O Incal –Já que falamos nele: Concebido pelo traço incomum do artista Moebius e pela mente fervilhante do escritor Alejandro Jadorowski (também cineasta!), este conto amplo, detalhista e inusitado de ficção científica é uma das obras mais aclamadas dos quadrinhos e ao lado de “Watchmen” (pelo menos antes deste ser adaptado por Zack Snyder) figurava sempre nas listas das adaptações de quadrinhos mais aguardadas e paradoxalmente mais difíceis de serem concebidas.
A trama (pra lá de esotérica) acompanha a trajetória circular de vida, morte e renascimento do detetive particular John Difool, num mundo futurista às voltas com um cristal dotado de grande poder e crenças religiosas cujos dogmas podem afetar a própria realidade, além de uma infinidade de personagens complexos e enigmáticos. Um delírio autoral dos mais ricos em criatividade que a nona arte já viu.
Especulou-se durante um tempo o nome de Ridley Scott para uma adaptação.

Y-O Último Homem –Talvez a obra-prima do roteirista Brian K. Vaughn (criador também das espetaculares premissas de “Ex-Machina” e “Leões de Bagdá” mencionados acima), esta HQ é um exercício e tanto de imaginação: Seu protagonista, o jovem metido à ilusionista Yorick Brown, é o único sobrevivente do sexo masculino num mundo onde uma epidemia de natureza genética exterminou todos os seres providos do cromossomo ‘y’, vagando assim num mundo pós-apocalíptico onde as mulheres prevalecem. A série (magnífica, por sinal) reflete sobre todos os percalços possíveis de uma situação assim, sob o prisma da verossimilhança.
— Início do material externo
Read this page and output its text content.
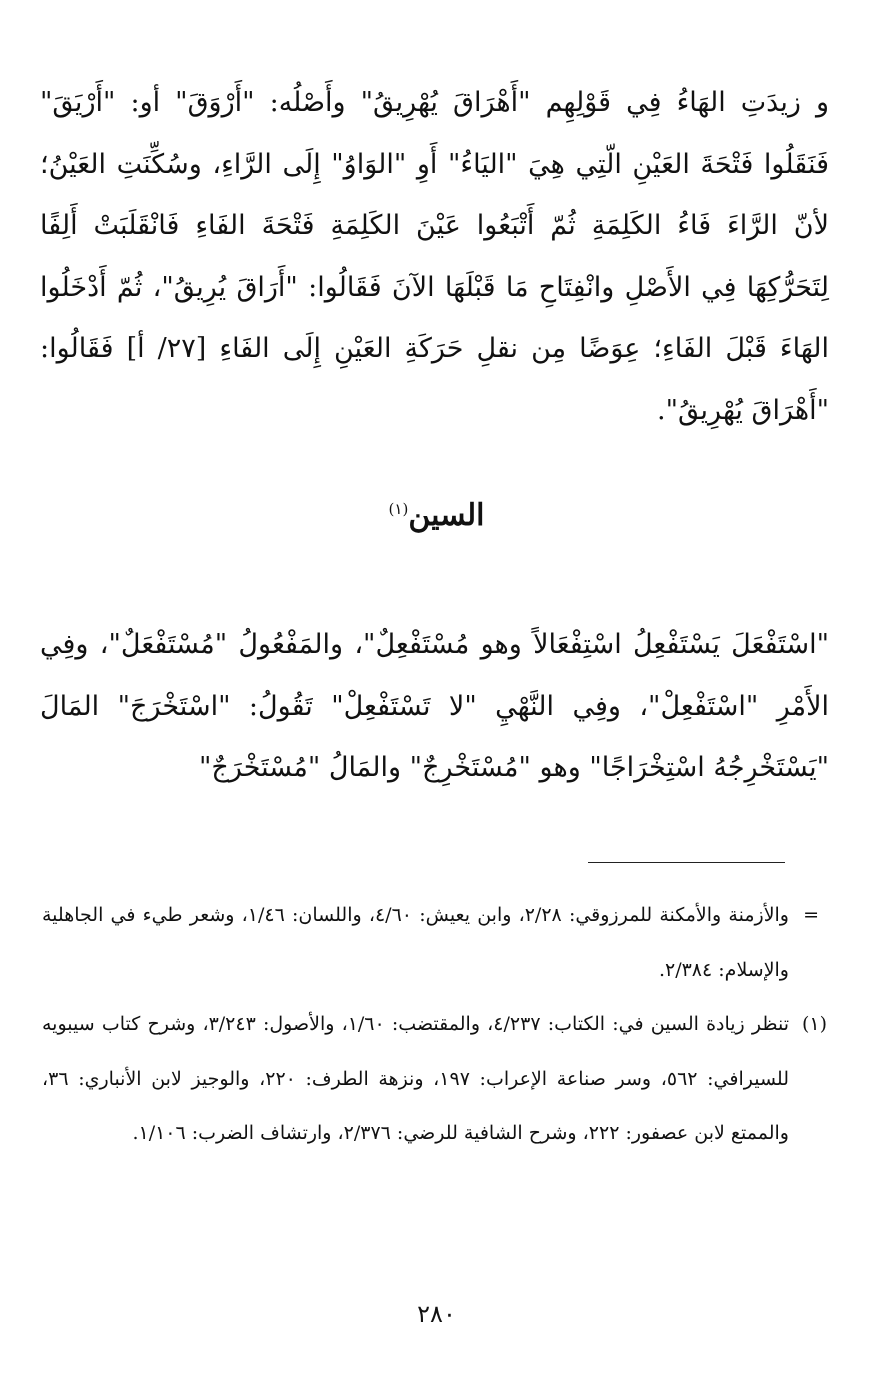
و زيدَتِ الهَاءُ فِي قَوْلِهِم "أَهْرَاقَ يُهْرِيقُ" وأَصْلُه: "أَرْوَقَ" أو: "أَرْيَقَ" فَنَقَلُوا فَتْحَةَ العَيْنِ الّتِي هِيَ "اليَاءُ" أَوِ "الوَاوُ" إِلَى الرَّاءِ، وسُكِّنَتِ العَيْنُ؛ لأنّ الرَّاءَ فَاءُ الكَلِمَةِ ثُمّ أَتْبَعُوا عَيْنَ الكَلِمَةِ فَتْحَةَ الفَاءِ فَانْقَلَبَتْ أَلِفًا لِتَحَرُّكِهَا فِي الأَصْلِ وانْفِتَاحِ مَا قَبْلَهَا الآنَ فَقَالُوا: "أَرَاقَ يُرِيقُ"، ثُمّ أَدْخَلُوا الهَاءَ قَبْلَ الفَاءِ؛ عِوَضًا مِن نقلِ حَرَكَةِ العَيْنِ إِلَى الفَاءِ [٢٧/ أ] فَقَالُوا: "أَهْرَاقَ يُهْرِيقُ".

السين$^{(١)}$

"اسْتَفْعَلَ يَسْتَفْعِلُ اسْتِفْعَالاً وهو مُسْتَفْعِلٌ"، والمَفْعُولُ "مُسْتَفْعَلٌ"، وفِي الأَمْرِ "اسْتَفْعِلْ"، وفِي النَّهْيِ "لا تَسْتَفْعِلْ" تَقُولُ: "اسْتَخْرَجَ" المَالَ "يَسْتَخْرِجُهُ اسْتِخْرَاجًا" وهو "مُسْتَخْرِجٌ" والمَالُ "مُسْتَخْرَجٌ"

=
والأزمنة والأمكنة للمرزوقي: ٢/٢٨، وابن يعيش: ٤/٦٠، واللسان: ١/٤٦، وشعر طيء في الجاهلية والإسلام: ٢/٣٨٤.

(١)
تنظر زيادة السين في: الكتاب: ٤/٢٣٧، والمقتضب: ١/٦٠، والأصول: ٣/٢٤٣، وشرح كتاب سيبويه للسيرافي: ٥٦٢، وسر صناعة الإعراب: ١٩٧، ونزهة الطرف: ٢٢٠، والوجيز لابن الأنباري: ٣٦، والممتع لابن عصفور: ٢٢٢، وشرح الشافية للرضي: ٢/٣٧٦، وارتشاف الضرب: ١/١٠٦.

٢٨٠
Um grande filme pedindo para ser feito, e não faltam jovens atores proeminentes que poderiam interpretar Yorick Brow e sua parceira a Agente 53.

Estranhos No Paraíso –(não confundir com o clássico alternativo dos anos 1980 dirigido por Jim Jamursch) Uma das mais sensacionais histórias em quadrinhos de todos os tempos, acompanha a rotina nada heróica de duas jovens, Katchoo (a cara da Jennifer Lawrence!) e Francine (Amy Schumer, se pintasse o cabelo de preto), que vivem às voltas com desilusões, amores e dramas muito reais, cortesia do ilustrador e roteirista Terry Moore, dono de um talento sem igual para escrever sobre a dinâmica dos relacionamentos.
À medida que a trama avança (assim como os anos), camadas das protagonistas vão se revelando transformando-as em pessoas verdadeiras das quais temos genuíno prazer em nos aproximar.
Uma síntese primorosa e única entre comédia, drama e história de vida.